He sufrido hondamente
al encontrar, en algún rincón de tantos y tantos papeles como se nos ofrecen,
esta enternecedora fotografía antigua. Su pie dice: “Una abuela lleva a sus
nietos, sin saberlo, al interior de una cámara de gas en el campo de exterminio
de Auchswitz”. Seguramente la conoces, querido lector. Para mí era nueva.
Los hechos apuntados y
denunciados en la foto nos hacen volver, una vez más, la vista atrás y gritar
en nuestro interior, con lágrimas o con violencia, por tantos y tantos actos de
barbarie que han encanallado la historia de los hombres de todos los tiempos.
Parecería, por lógica y
por la imparable inercia de los días, que la vida es algo tan sagrado, tan
divino, tan por encima de cualquier forma de saña o de insensibilidad, que
nadie y nunca se atreviese a tocarla de ninguna forma.
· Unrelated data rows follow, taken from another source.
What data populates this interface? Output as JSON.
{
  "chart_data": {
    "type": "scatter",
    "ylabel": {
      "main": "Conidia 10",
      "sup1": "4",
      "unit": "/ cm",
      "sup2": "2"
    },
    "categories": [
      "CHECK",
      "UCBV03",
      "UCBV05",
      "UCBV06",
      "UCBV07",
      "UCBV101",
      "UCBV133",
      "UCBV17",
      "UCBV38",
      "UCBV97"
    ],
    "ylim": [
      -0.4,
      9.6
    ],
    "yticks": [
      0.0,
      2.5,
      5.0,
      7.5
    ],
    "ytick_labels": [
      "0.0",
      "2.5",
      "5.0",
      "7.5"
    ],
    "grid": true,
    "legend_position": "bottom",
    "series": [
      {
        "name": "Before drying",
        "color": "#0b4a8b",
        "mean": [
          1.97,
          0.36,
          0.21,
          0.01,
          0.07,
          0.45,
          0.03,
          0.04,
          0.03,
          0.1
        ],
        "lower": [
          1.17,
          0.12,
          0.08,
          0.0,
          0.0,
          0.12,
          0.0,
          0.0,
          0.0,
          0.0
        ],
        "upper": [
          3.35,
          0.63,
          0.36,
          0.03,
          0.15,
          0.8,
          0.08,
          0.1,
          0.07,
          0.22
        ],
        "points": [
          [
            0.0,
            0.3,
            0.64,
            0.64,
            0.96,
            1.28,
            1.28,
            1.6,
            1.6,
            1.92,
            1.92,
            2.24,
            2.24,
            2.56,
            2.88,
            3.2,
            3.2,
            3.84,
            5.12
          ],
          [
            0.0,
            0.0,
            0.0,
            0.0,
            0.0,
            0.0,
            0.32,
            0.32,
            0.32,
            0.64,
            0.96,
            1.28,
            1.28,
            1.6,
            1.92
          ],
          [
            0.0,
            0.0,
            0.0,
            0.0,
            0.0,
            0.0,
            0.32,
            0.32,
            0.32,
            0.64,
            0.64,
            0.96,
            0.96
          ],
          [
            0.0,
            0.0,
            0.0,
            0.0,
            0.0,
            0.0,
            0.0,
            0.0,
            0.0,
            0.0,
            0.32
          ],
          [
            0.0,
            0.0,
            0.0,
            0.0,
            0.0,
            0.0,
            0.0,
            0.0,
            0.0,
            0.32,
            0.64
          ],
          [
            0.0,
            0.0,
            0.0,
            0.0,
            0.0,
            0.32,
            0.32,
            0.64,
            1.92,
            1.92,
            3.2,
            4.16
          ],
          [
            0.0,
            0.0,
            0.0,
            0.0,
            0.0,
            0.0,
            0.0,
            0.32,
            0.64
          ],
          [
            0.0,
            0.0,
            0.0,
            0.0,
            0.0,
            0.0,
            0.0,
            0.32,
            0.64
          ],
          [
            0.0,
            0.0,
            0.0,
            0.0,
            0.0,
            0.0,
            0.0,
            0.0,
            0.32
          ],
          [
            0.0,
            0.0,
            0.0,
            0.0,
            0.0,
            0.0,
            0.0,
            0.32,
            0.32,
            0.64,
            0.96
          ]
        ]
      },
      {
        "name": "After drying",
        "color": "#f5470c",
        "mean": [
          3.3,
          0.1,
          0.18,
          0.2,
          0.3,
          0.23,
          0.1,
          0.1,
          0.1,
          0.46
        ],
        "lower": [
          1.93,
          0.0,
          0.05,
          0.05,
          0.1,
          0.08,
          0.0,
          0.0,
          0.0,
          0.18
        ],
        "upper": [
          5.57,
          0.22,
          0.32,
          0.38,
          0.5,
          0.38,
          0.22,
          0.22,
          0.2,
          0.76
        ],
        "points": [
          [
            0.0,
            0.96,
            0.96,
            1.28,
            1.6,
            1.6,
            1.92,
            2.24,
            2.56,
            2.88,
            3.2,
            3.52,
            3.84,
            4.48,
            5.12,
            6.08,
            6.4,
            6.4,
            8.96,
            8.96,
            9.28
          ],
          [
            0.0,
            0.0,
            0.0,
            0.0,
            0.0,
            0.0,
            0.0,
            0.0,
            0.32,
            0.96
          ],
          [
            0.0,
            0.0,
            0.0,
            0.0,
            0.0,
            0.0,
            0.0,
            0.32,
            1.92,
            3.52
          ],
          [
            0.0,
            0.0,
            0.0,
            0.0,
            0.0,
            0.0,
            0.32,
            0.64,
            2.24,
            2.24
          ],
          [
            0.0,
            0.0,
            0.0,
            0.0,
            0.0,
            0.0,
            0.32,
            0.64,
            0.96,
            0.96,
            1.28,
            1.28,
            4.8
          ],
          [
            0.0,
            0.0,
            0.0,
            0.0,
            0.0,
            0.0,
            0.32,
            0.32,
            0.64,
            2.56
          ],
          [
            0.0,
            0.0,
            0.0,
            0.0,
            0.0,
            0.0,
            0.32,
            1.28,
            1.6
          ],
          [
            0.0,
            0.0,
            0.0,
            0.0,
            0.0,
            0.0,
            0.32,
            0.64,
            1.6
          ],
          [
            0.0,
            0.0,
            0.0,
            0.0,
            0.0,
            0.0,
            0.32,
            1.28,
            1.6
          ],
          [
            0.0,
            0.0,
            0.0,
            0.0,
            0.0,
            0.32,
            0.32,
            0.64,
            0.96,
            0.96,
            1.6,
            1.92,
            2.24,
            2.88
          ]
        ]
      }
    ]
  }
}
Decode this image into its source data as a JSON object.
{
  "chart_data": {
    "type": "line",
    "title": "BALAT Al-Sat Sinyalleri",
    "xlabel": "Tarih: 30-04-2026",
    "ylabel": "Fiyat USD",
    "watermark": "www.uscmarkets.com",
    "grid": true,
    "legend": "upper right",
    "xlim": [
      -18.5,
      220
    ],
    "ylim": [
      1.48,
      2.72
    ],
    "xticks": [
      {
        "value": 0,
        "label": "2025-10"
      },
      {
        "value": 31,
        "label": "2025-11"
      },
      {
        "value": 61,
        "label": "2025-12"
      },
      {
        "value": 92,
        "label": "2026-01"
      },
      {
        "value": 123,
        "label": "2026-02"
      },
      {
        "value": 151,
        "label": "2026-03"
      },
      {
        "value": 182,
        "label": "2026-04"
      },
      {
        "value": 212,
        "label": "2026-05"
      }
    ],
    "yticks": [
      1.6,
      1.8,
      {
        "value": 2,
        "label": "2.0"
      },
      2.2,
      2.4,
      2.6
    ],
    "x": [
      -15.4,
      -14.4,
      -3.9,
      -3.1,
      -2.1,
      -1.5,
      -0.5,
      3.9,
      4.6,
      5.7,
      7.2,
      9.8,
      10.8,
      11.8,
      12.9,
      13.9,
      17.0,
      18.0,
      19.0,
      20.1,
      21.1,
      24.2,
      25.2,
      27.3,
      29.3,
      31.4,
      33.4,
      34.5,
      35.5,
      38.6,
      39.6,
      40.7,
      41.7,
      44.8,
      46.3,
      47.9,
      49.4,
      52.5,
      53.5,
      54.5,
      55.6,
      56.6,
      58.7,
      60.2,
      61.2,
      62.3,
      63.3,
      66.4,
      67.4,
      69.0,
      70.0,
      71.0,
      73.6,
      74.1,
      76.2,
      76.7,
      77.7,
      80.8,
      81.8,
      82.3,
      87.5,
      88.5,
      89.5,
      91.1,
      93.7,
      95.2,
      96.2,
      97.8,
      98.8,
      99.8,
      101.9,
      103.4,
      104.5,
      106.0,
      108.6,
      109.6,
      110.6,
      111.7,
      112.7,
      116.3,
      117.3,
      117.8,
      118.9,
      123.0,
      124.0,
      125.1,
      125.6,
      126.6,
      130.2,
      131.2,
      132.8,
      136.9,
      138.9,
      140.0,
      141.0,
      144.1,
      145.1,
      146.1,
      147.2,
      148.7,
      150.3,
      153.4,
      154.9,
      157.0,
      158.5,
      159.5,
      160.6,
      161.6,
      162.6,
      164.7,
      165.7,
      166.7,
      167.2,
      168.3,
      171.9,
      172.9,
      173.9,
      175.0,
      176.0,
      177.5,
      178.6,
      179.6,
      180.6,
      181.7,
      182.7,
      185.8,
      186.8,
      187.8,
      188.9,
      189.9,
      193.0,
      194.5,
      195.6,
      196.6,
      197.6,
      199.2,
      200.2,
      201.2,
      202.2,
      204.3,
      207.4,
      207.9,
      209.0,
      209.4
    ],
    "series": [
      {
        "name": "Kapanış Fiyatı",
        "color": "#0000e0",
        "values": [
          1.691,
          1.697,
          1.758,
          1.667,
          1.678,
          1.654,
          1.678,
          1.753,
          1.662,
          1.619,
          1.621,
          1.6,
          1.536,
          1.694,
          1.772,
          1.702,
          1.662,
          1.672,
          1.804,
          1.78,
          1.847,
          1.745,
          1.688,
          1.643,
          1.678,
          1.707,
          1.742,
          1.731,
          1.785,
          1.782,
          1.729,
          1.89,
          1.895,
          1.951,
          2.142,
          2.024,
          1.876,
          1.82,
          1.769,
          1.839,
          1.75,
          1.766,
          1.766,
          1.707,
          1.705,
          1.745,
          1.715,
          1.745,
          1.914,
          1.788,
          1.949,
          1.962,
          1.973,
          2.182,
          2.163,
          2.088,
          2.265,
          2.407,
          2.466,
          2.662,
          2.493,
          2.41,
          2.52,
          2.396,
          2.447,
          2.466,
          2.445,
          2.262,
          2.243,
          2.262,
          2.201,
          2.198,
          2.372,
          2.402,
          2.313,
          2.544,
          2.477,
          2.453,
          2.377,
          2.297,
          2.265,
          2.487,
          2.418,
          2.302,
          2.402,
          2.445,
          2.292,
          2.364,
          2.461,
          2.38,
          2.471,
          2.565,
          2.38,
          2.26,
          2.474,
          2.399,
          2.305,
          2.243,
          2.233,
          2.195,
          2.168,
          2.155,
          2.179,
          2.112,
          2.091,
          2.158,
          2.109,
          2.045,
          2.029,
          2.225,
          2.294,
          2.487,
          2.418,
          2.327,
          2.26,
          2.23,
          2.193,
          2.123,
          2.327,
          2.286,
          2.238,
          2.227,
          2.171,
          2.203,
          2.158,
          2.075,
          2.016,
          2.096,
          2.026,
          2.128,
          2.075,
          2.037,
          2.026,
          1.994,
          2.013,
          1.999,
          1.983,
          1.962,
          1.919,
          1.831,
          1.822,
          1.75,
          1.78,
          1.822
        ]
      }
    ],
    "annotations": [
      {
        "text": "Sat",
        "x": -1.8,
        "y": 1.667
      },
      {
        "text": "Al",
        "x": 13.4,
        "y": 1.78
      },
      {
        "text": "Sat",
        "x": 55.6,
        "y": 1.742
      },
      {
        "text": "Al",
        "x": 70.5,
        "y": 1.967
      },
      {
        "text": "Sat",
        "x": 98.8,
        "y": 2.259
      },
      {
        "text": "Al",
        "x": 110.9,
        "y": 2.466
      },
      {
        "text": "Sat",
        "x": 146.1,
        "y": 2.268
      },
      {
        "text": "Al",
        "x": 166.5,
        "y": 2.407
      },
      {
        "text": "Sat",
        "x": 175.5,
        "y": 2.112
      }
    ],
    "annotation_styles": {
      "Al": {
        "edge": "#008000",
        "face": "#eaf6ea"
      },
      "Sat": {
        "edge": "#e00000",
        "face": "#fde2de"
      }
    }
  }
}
Y, sin embargo, a pesar
de esa lógica, tan débil según parece, es constante en la historia de todos los
tiempos y en todas las naciones, que haya quien ha creído y cree y seguirá
creyendo, por su alta autoestima que le hace sentirse capaz de gobernar los
astros, que el gobierno del mundo depende de su criterio y voluntad.
Cuando la familia es el
centro inviolable en el que brotan las vidas, como tesoros inigualables en la
historia de los hombres, entrar en ella, desgajarla, profanarla, aplastarla de
cualquier modo es hacer de lo más noble de lo existente un canibalismo
repulsivo que nos rebaja como seres humanos.
Porque en ninguna
cadena de la vida animal en cualquiera de sus manifestaciones, desde la más
suave en sus formas hasta la de bestias aparentemente feroces, se producen esas
aberraciones.
El
hombre, sí. Algunos, naturalmente: “Si soy capaz de segar la vida, lo hago. Me
demuestro que estoy por encima de todo y de todos”. Te demuestras, pobre
engendro, que estás podrido por dentro y que estás por debajo de cualquier
sentina humana que se pueda imaginar.